I was 8 years old at the time. My father had passed away over the winter. It was just me and an overprotective, grieving mother in our family home. We were spending a day on the East Side of Chicago with extended family. How can Chicago have an East Side when it is built on the western shore of Lake Michigan? The East Side is down on the Indiana border where the land starts to curl east under Lake Michigan.
It was a truly awful neighborhood built around now-defunct steel mills in which my maternal grandfather toiled until he died while in his 40s. I always knew when we were getting close to the East Side because I could smell it.
I was one of the younger cousins, and my older cousins who lived on the East Side decided to go see a King march in the area. I followed along just to be with my older, cool cousins. There was no way I could get lost. I was part of a huge throng of white people moving in one direction. I didn’t notice the rocks, bricks, and bottles in their hands until they started throwing them at marchers. I don’t know if my cousins threw anything. I don’t recall throwing anything. It didn’t seem right to me. But I stayed there and watched. That was wrong.
Now I am the father of 2 black young adults. I almost didn’t make it. My mother just about killed me when she heard I was at the march. Not because it was wrong to be there as part of an angry white mob, but because I could have gotten hurt.
My mother advised me and my wife against our first adoption, mainly because the child was black. We had to train my mother not to use racial slurs that she thought were endearing. But I will give her some credit. She loved all her grandchildren.

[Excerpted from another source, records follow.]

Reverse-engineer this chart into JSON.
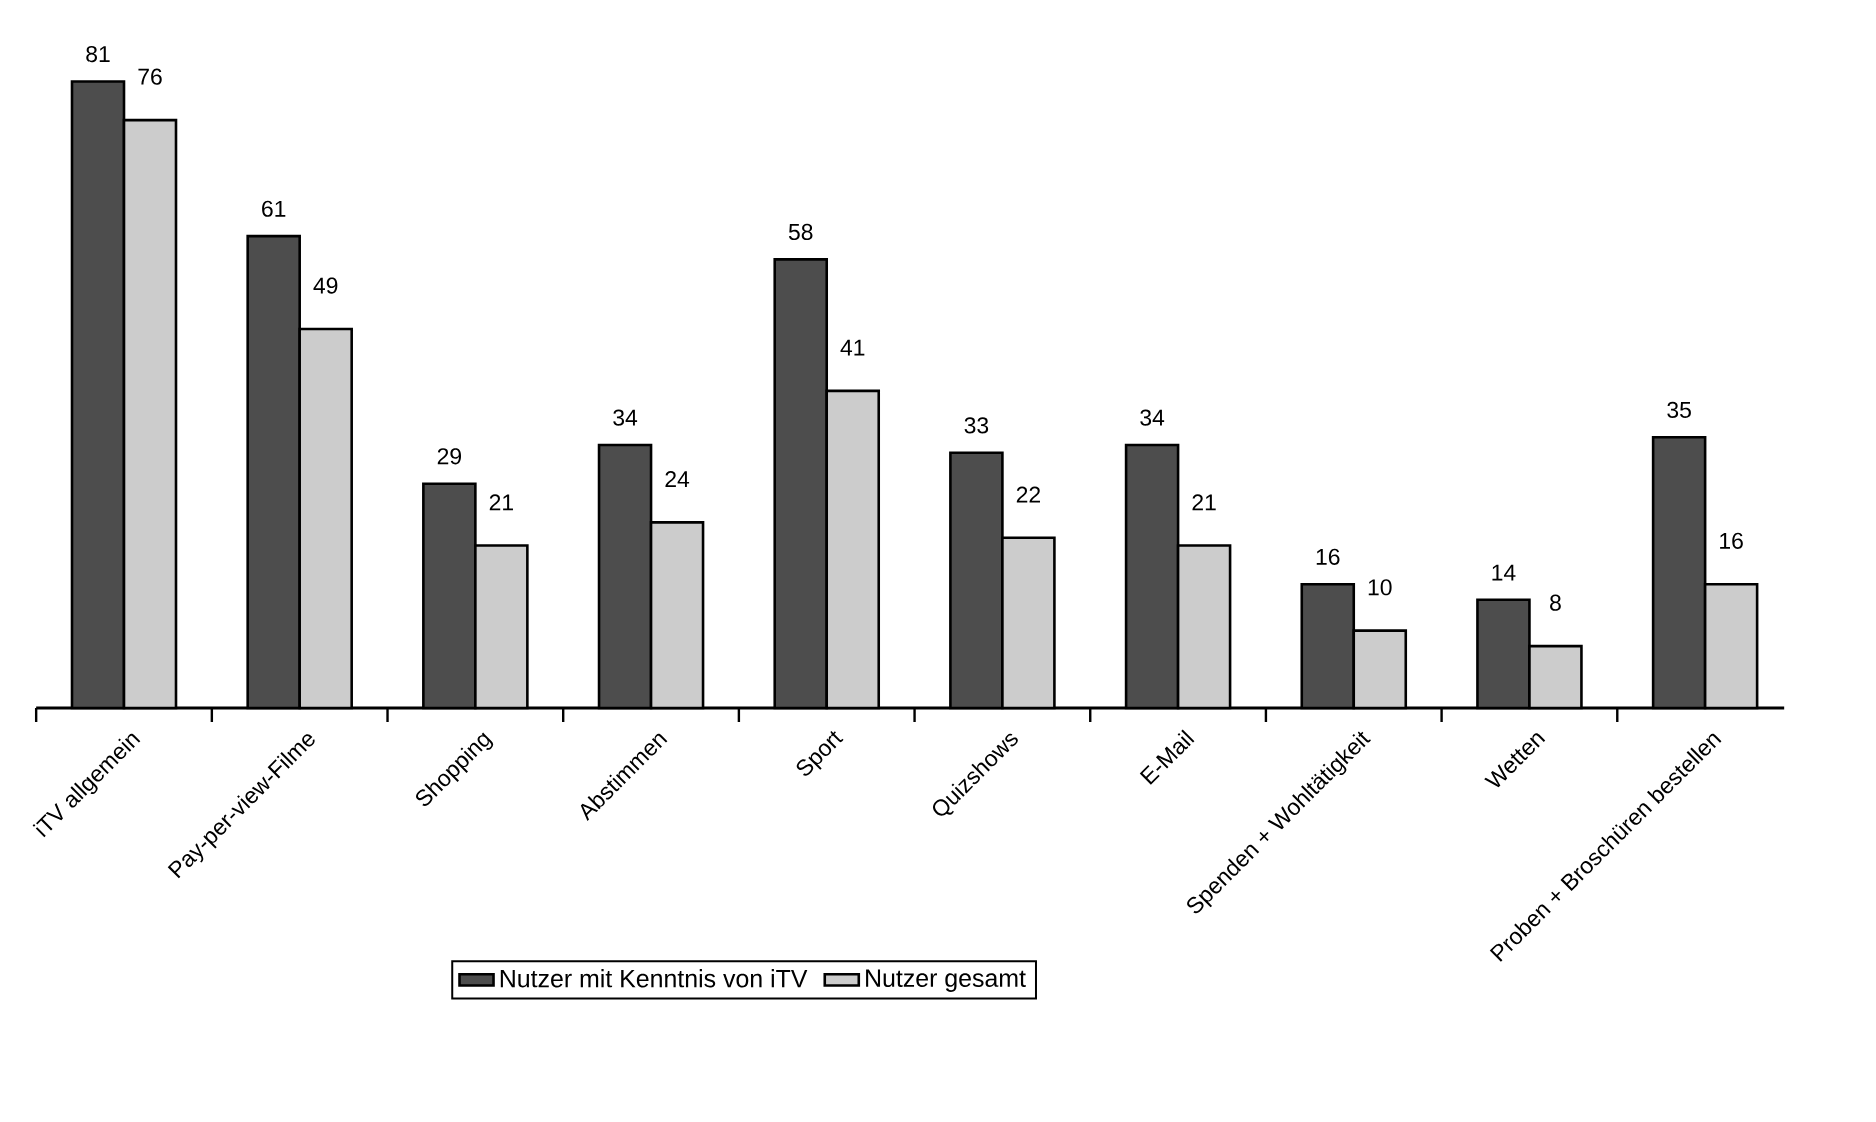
{
  "chart_data": {
    "type": "bar",
    "categories": [
      "iTV allgemein",
      "Pay-per-view-Filme",
      "Shopping",
      "Abstimmen",
      "Sport",
      "Quizshows",
      "E-Mail",
      "Spenden + Wohltätigkeit",
      "Wetten",
      "Proben + Broschüren bestellen"
    ],
    "series": [
      {
        "name": "Nutzer mit Kenntnis von iTV",
        "color": "#4d4d4d",
        "values": [
          81,
          61,
          29,
          34,
          58,
          33,
          34,
          16,
          14,
          35
        ]
      },
      {
        "name": "Nutzer gesamt",
        "color": "#cccccc",
        "values": [
          76,
          49,
          21,
          24,
          41,
          22,
          21,
          10,
          8,
          16
        ]
      }
    ],
    "data_labels": true,
    "legend": "bottom"
  }
}
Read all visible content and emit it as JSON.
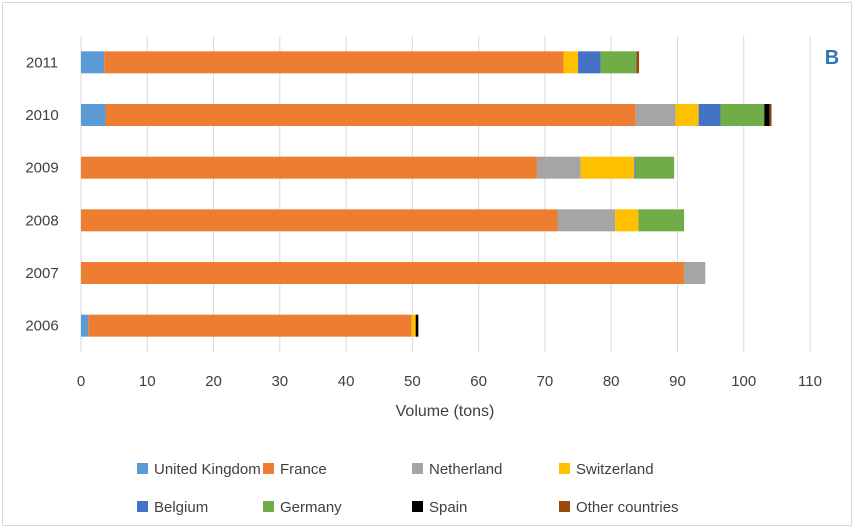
{
  "panel_label": "B",
  "colors": {
    "United Kingdom": "#5b9bd5",
    "France": "#ed7d31",
    "Netherland": "#a5a5a5",
    "Switzerland": "#ffc000",
    "Belgium": "#4472c4",
    "Germany": "#70ad47",
    "Spain": "#000000",
    "Other countries": "#9e480e"
  },
  "chart_data": {
    "type": "bar",
    "orientation": "horizontal",
    "stacked": true,
    "title": "",
    "xlabel": "Volume (tons)",
    "ylabel": "",
    "xlim": [
      0,
      110
    ],
    "x_ticks": [
      0,
      10,
      20,
      30,
      40,
      50,
      60,
      70,
      80,
      90,
      100,
      110
    ],
    "categories": [
      "2011",
      "2010",
      "2009",
      "2008",
      "2007",
      "2006"
    ],
    "legend_position": "bottom",
    "series": [
      {
        "name": "United Kingdom",
        "values": [
          3.5,
          3.7,
          0,
          0,
          0,
          1.1
        ]
      },
      {
        "name": "France",
        "values": [
          69.3,
          80.0,
          68.8,
          71.9,
          91.0,
          48.8
        ]
      },
      {
        "name": "Netherland",
        "values": [
          0,
          6.0,
          6.6,
          8.7,
          3.2,
          0
        ]
      },
      {
        "name": "Switzerland",
        "values": [
          2.2,
          3.5,
          8.1,
          3.5,
          0,
          0.6
        ]
      },
      {
        "name": "Belgium",
        "values": [
          3.4,
          3.3,
          0.2,
          0,
          0,
          0
        ]
      },
      {
        "name": "Germany",
        "values": [
          5.4,
          6.6,
          5.8,
          6.9,
          0,
          0
        ]
      },
      {
        "name": "Spain",
        "values": [
          0,
          0.8,
          0,
          0,
          0,
          0.4
        ]
      },
      {
        "name": "Other countries",
        "values": [
          0.4,
          0.3,
          0,
          0,
          0,
          0
        ]
      }
    ]
  }
}
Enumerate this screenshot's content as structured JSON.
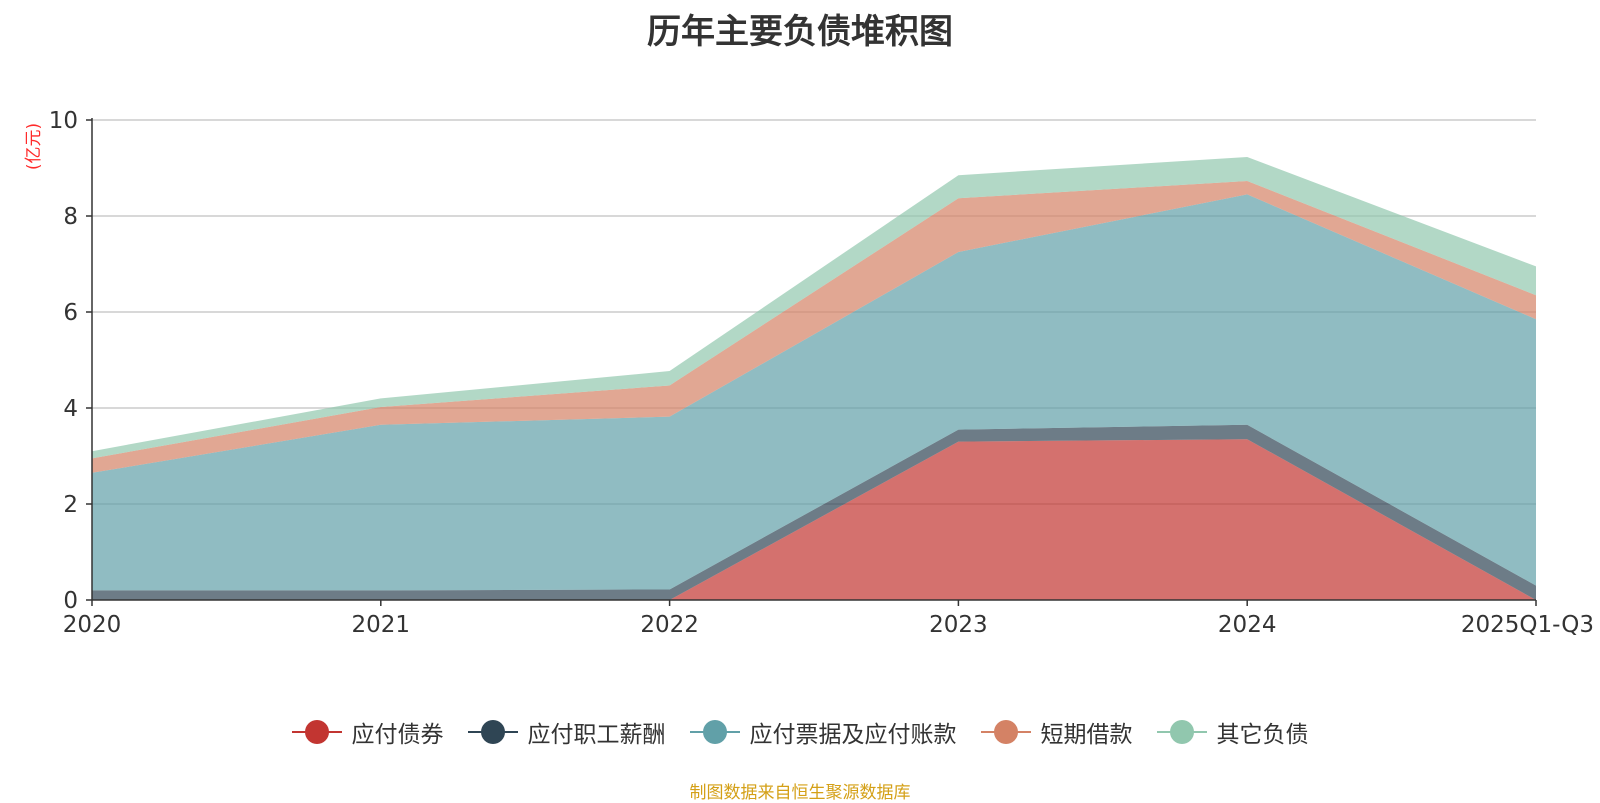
{
  "chart_data": {
    "type": "area",
    "stacked": true,
    "title": "历年主要负债堆积图",
    "ylabel": "(亿元)",
    "xlabel": "",
    "categories": [
      "2020",
      "2021",
      "2022",
      "2023",
      "2024",
      "2025Q1-Q3"
    ],
    "ylim": [
      0,
      10
    ],
    "yticks": [
      0,
      2,
      4,
      6,
      8,
      10
    ],
    "grid": true,
    "legend_position": "bottom",
    "series": [
      {
        "name": "应付债券",
        "color": "#c23531",
        "values": [
          0,
          0,
          0,
          3.3,
          3.35,
          0
        ]
      },
      {
        "name": "应付职工薪酬",
        "color": "#2f4554",
        "values": [
          0.2,
          0.2,
          0.22,
          0.25,
          0.3,
          0.3
        ]
      },
      {
        "name": "应付票据及应付账款",
        "color": "#61a0a8",
        "values": [
          2.45,
          3.45,
          3.6,
          3.7,
          4.8,
          5.55
        ]
      },
      {
        "name": "短期借款",
        "color": "#d48265",
        "values": [
          0.3,
          0.37,
          0.65,
          1.12,
          0.28,
          0.5
        ]
      },
      {
        "name": "其它负债",
        "color": "#91c7ae",
        "values": [
          0.15,
          0.18,
          0.3,
          0.48,
          0.5,
          0.6
        ]
      }
    ]
  },
  "source_note": "制图数据来自恒生聚源数据库"
}
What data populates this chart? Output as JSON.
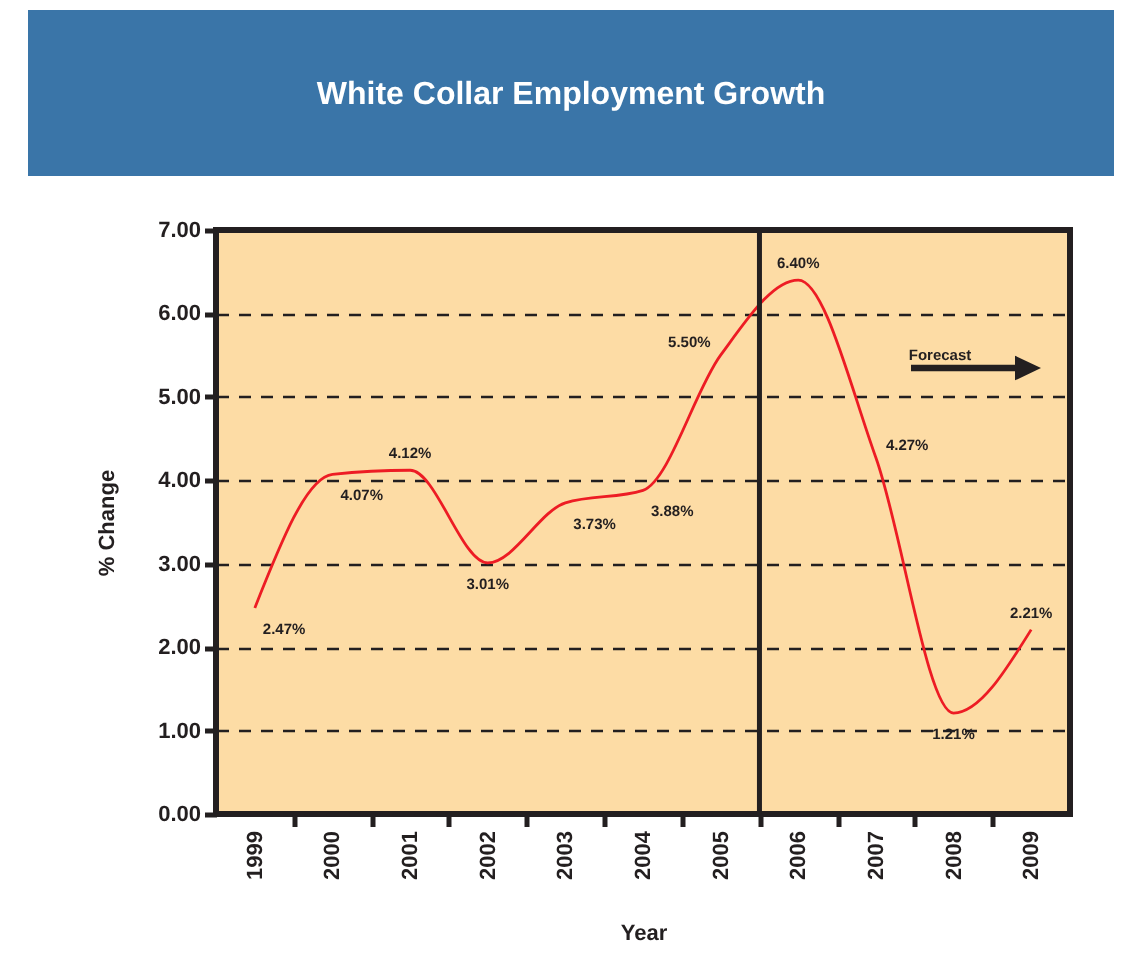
{
  "chart_data": {
    "type": "line",
    "title": "White Collar Employment Growth",
    "xlabel": "Year",
    "ylabel": "% Change",
    "x": [
      1999,
      2000,
      2001,
      2002,
      2003,
      2004,
      2005,
      2006,
      2007,
      2008,
      2009
    ],
    "values": [
      2.47,
      4.07,
      4.12,
      3.01,
      3.73,
      3.88,
      5.5,
      6.4,
      4.27,
      1.21,
      2.21
    ],
    "color": "#ed1c24",
    "value_labels": [
      "2.47%",
      "4.07%",
      "4.12%",
      "3.01%",
      "3.73%",
      "3.88%",
      "5.50%",
      "6.40%",
      "4.27%",
      "1.21%",
      "2.21%"
    ],
    "xlim": [
      1998.5,
      2009.5
    ],
    "xticks": [
      1999,
      {
        "value": 1999.5,
        "label": null
      },
      2000,
      {
        "value": 2000.5,
        "label": null
      },
      2001,
      {
        "value": 2001.5,
        "label": null
      },
      2002,
      {
        "value": 2002.5,
        "label": null
      },
      2003,
      {
        "value": 2003.5,
        "label": null
      },
      2004,
      {
        "value": 2004.5,
        "label": null
      },
      2005,
      {
        "value": 2005.5,
        "label": null
      },
      2006,
      {
        "value": 2006.5,
        "label": null
      },
      2007,
      {
        "value": 2007.5,
        "label": null
      },
      2008,
      {
        "value": 2008.5,
        "label": null
      },
      2009
    ],
    "ylim": [
      0,
      7
    ],
    "yticks": [
      {
        "value": 0,
        "label": "0.00"
      },
      {
        "value": 1,
        "label": "1.00"
      },
      {
        "value": 2,
        "label": "2.00"
      },
      {
        "value": 3,
        "label": "3.00"
      },
      {
        "value": 4,
        "label": "4.00"
      },
      {
        "value": 5,
        "label": "5.00"
      },
      {
        "value": 6,
        "label": "6.00"
      },
      {
        "value": 7,
        "label": "7.00"
      }
    ],
    "grid": "y",
    "line_style": "solid",
    "ref_lines": [
      {
        "axis": "x",
        "value": 2005.5,
        "color": "#231f20",
        "line_style": "solid"
      }
    ],
    "annotations": [
      "Forecast"
    ]
  }
}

My mother is now gone, and her black grandchildren are adults that recently marched in a Black Lives Matter protest. The protest was eventually ended when tear gas cannisters were launched at marchers. Is it progress that it was the police lobbing projectiles at marchers? Is it progress that the projectiles were cannisters of tear gas and not glass bottles, bricks, or rocks? We should celebrate 155 years of Juneteenth, but also understand that we still have many years and a long way to go until all are fully free.